Él, que siempre había soñado con viajar a la Luna, con traer a aquella tierrecilla para acá. Con reírse de la gravedad y con dejar huellas infinitas en la arena. Con sortear estrellas y alternar entre platillos volantes y cohetes espaciales, y mirar desde allí el mundo, copita en mano. Él que nunca había visto despegar su nave; de repente, aquella tarde, vinieron a buscarle unos señores astronautas.
La aeronave era grande. Un gran vehículo con luces y sonidos exagerados. Sus compañeros en esta misión secreta, dos chicos y una chica mucho más jóvenes que él, parecían querer hacerse amigo suyo, pues desde que comenzó la expedición no pararon de preguntarle temas de toda índole. Desde cuestiones personales, como nombre, edad, familia, etcétera, hasta como, extrañamente, otras ya algo personales: Qué tal se encontraba, cómo iba sintiendo aquel frío que pasaba por su cuerpo o cuánto le costaba respirar. Qué buenos controles espaciales, pensó él.
Para amenizar el viaje, los altos mandos, habían puesto en las ventanas videos de su Madrid natal completamente vacía. Durante el trayecto, podía ver aquella calle Ferraz oxigenada por el parque del Oeste, reinada por el Templo de Debod, dónde había jugado con su añorado amigo Anselmo hacía escasos diez minutos a las canicas, a los dados, y a todo aquello que se pudiese competir. Emitían también imágenes de la esquina de la calle Mayor, desde donde, gracias al sistema que habían implementado, podía oler su cocido favorito de aquel restaurante que ya de niño iba con su padre. Lhordu, o Larthi, pensaba.
Los pitidos de la nave iban al ritmo del contoneo de los cables y las gotas de suero que iban cayendo. Lo hacían completamente a bpm del estribillo que escuchaban en ese momento él y toda la tripulación. Este, que decía algo así como ‘There's a starman waiting in the sky’.
Desde ese momento pudo pensar que estaban llegando, pues la nave iba aminorando la velocidad y desde las ventanas podía ver a varios astronautas como él en la puerta de aquel lugar que les esperaban para asistirles durante el alunizaje.
Al entrar en la estación, le sorprendió la gran organización y disciplina de aquellos tripulantes espaciales y el constante ánimo que recibía por parte de ellos.
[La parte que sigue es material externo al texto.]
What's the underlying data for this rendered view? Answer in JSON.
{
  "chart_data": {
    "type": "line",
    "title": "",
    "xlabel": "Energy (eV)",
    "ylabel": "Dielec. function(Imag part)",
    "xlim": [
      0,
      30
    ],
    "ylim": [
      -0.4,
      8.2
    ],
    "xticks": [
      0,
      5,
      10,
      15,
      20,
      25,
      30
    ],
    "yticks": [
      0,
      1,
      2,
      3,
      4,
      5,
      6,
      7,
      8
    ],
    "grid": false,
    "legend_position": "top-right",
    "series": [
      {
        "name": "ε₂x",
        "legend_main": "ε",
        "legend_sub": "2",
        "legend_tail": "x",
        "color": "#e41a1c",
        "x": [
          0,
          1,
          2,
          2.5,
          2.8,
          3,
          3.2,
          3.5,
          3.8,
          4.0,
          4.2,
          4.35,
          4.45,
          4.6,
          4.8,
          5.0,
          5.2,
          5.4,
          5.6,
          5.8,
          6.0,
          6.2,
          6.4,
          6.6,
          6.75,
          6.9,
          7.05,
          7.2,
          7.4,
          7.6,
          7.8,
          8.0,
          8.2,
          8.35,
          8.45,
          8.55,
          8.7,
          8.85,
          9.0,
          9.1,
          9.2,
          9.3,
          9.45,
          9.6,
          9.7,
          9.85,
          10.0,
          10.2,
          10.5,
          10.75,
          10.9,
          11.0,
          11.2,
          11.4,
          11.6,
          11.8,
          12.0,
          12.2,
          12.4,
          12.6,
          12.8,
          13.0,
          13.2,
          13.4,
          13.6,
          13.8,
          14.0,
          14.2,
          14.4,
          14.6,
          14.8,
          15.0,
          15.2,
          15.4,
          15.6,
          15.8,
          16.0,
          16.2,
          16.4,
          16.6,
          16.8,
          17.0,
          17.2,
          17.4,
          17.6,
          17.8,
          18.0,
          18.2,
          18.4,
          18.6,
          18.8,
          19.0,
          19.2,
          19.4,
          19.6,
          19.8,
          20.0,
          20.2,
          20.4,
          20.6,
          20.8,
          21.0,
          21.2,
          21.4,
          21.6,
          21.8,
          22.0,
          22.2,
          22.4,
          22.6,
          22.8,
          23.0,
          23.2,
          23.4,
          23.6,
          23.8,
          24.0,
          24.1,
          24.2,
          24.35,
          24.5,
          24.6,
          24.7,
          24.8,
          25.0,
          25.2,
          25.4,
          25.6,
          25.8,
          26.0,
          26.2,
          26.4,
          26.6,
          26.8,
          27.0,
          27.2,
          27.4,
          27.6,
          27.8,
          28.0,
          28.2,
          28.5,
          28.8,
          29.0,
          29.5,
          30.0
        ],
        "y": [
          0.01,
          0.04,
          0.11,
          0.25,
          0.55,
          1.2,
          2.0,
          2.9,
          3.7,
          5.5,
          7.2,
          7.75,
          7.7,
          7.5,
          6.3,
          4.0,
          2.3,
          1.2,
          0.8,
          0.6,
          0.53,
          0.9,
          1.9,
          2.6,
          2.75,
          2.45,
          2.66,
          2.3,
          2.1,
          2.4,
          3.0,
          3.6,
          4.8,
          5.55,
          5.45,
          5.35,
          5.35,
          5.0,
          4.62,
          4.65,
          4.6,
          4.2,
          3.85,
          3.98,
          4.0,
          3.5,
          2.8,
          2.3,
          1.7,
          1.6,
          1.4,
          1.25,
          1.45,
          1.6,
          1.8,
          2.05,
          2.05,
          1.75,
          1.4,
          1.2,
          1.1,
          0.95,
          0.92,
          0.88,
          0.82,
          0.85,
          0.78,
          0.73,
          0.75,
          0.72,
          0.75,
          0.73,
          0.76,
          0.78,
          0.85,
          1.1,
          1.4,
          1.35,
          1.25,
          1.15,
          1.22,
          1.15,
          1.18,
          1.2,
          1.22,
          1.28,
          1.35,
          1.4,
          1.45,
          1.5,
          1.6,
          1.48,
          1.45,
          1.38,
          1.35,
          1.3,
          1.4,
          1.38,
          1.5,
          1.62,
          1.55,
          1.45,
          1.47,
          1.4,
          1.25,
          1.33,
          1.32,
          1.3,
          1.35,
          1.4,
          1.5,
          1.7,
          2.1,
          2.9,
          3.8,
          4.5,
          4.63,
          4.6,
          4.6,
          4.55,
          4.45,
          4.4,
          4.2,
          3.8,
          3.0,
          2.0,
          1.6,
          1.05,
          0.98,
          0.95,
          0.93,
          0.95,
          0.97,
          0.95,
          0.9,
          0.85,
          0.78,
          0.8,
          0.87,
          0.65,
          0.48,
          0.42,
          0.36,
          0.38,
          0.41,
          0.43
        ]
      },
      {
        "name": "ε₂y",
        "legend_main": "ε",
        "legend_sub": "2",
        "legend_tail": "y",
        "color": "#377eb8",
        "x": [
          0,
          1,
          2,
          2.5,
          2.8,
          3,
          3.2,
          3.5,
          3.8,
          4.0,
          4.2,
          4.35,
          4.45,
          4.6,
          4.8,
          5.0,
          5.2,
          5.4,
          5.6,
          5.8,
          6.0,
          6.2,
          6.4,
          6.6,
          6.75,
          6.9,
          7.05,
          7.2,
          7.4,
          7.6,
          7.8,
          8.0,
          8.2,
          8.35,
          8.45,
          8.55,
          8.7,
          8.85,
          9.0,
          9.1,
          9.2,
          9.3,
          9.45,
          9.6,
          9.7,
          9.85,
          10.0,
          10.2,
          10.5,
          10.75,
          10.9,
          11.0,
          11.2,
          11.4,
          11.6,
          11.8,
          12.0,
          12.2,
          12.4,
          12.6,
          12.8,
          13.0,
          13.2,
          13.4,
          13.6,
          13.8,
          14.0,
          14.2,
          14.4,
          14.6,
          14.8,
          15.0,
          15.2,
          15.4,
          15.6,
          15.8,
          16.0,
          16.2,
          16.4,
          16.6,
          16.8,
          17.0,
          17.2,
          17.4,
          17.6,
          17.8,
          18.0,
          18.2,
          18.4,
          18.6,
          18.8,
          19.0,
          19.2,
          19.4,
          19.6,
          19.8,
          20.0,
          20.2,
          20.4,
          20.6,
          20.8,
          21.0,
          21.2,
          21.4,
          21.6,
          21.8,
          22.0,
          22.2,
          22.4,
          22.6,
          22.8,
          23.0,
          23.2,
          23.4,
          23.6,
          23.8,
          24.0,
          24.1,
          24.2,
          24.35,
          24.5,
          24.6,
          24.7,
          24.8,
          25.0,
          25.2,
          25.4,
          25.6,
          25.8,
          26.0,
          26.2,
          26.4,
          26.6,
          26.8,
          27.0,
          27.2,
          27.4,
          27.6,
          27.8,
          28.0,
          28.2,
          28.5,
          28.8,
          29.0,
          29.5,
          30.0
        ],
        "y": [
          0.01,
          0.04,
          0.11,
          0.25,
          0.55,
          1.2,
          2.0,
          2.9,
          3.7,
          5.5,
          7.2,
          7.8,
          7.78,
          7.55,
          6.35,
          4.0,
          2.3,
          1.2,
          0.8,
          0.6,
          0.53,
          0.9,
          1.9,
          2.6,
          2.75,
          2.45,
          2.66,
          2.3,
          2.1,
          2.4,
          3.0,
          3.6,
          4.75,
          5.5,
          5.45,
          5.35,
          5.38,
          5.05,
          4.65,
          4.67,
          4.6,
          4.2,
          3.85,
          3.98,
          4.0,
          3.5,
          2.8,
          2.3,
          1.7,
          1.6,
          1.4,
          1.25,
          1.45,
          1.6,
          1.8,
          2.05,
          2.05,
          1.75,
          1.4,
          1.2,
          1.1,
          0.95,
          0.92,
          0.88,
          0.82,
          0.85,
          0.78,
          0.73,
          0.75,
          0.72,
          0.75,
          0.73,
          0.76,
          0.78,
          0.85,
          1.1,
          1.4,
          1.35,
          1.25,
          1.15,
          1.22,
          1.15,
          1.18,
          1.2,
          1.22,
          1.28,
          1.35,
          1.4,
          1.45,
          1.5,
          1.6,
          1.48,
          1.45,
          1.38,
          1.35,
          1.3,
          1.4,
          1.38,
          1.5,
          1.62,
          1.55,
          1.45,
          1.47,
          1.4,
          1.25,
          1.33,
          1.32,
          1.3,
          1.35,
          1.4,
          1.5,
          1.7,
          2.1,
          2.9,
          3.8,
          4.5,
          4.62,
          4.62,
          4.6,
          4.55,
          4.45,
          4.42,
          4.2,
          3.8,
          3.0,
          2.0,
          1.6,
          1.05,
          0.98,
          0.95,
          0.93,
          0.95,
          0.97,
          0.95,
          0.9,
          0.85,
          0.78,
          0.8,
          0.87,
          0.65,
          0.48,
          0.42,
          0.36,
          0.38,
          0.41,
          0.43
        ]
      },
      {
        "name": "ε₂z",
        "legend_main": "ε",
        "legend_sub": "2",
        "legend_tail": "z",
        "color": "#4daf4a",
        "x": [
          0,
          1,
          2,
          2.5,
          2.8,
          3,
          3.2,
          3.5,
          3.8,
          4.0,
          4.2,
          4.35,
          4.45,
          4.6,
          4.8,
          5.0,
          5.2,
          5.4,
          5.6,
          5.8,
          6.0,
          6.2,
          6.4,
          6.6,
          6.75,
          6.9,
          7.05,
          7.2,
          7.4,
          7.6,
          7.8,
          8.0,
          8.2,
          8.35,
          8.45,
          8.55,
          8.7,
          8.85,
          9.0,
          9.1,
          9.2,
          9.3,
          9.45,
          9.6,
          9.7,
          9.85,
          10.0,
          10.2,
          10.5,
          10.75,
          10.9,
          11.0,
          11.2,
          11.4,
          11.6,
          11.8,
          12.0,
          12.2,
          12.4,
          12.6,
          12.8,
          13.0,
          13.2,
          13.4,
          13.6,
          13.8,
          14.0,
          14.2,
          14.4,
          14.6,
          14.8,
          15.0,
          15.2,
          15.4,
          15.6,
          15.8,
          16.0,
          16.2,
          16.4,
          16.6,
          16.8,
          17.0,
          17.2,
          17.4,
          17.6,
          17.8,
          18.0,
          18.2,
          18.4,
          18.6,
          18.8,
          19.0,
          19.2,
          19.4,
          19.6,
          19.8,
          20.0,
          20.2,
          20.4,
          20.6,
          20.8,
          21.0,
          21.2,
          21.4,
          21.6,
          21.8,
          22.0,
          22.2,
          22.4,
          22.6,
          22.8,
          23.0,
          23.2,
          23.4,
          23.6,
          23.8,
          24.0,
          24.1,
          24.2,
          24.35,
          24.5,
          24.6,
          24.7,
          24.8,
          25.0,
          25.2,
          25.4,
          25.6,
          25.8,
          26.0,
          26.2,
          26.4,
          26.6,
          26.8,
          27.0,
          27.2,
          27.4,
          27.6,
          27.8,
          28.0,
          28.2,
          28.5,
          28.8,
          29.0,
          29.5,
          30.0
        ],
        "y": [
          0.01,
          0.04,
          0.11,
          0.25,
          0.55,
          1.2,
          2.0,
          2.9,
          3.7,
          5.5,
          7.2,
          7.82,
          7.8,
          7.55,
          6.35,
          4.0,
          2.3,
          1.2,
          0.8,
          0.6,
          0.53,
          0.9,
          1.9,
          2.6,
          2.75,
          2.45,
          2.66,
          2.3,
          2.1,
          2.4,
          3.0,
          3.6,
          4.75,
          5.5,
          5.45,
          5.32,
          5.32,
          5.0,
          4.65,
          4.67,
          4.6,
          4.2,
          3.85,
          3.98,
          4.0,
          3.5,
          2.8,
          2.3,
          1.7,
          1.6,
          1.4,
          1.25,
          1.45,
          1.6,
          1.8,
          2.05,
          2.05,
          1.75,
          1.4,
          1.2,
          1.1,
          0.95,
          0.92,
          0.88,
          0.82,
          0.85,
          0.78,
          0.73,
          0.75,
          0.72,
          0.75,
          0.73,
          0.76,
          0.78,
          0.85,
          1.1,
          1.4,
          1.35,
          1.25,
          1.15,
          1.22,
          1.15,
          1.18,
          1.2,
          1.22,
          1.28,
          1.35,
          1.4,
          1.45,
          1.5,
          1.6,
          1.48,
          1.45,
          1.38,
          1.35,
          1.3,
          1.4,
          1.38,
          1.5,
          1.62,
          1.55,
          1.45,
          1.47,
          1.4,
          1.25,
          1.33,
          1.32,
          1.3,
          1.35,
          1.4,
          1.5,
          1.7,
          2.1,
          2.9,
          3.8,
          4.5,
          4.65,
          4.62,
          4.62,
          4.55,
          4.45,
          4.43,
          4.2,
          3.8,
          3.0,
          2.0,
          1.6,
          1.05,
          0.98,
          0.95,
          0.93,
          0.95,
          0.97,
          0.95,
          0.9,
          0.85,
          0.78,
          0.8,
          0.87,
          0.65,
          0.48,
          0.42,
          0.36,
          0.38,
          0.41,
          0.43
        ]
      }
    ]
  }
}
A él le tocó un box individual donde tendría que pasar bastantes horas al día, pues la traicionera gravedad lunar es lo que tiene. Aún así, él estaba encantado, ponían música que les recordaba a su juventud, e incluso a veces, varios de los jefes astronautas, se juntaban en el centro de la sala de operaciones para bailar y animar el ambiente de la expedición. Él compartía ese pensamiento de que, aunque fuese una misión complicada, estaba bien rebajar a veces la tensión con humor y alegría.
Había llegado el momento de volver. Él se lo olía pues todos sus compañeros ya le estaban avisando desde hacía tiempo. “¡Ya queda menos, capitán!”, “¡Queda poquito para estar de vuelta!”, “Estamos a punto de partir”. Él, realmente, no quería marcharse. Nunca se había encontrado tan querido y atendido como en aquella estación espacial.
Cuando llegó el momento de salir, por el pasaje final le habían organizado ese pasillo de aplausos que solo ves en los finales de películas americanas, como Oficial y Caballero o Edward Bloom cuando marchó del pueblo de Espectro.
Tras su aventura, cuando llegó a casa, todo el vecindario estaba volcado con él. Hasta habían colgado de la fachada un cartel con su nombre para darle la bienvenida. Por un momento pensó mientras sonreía que, claro, era normal. No todos los días una persona de su edad pisa suelo lunar y vuelve para contarlo.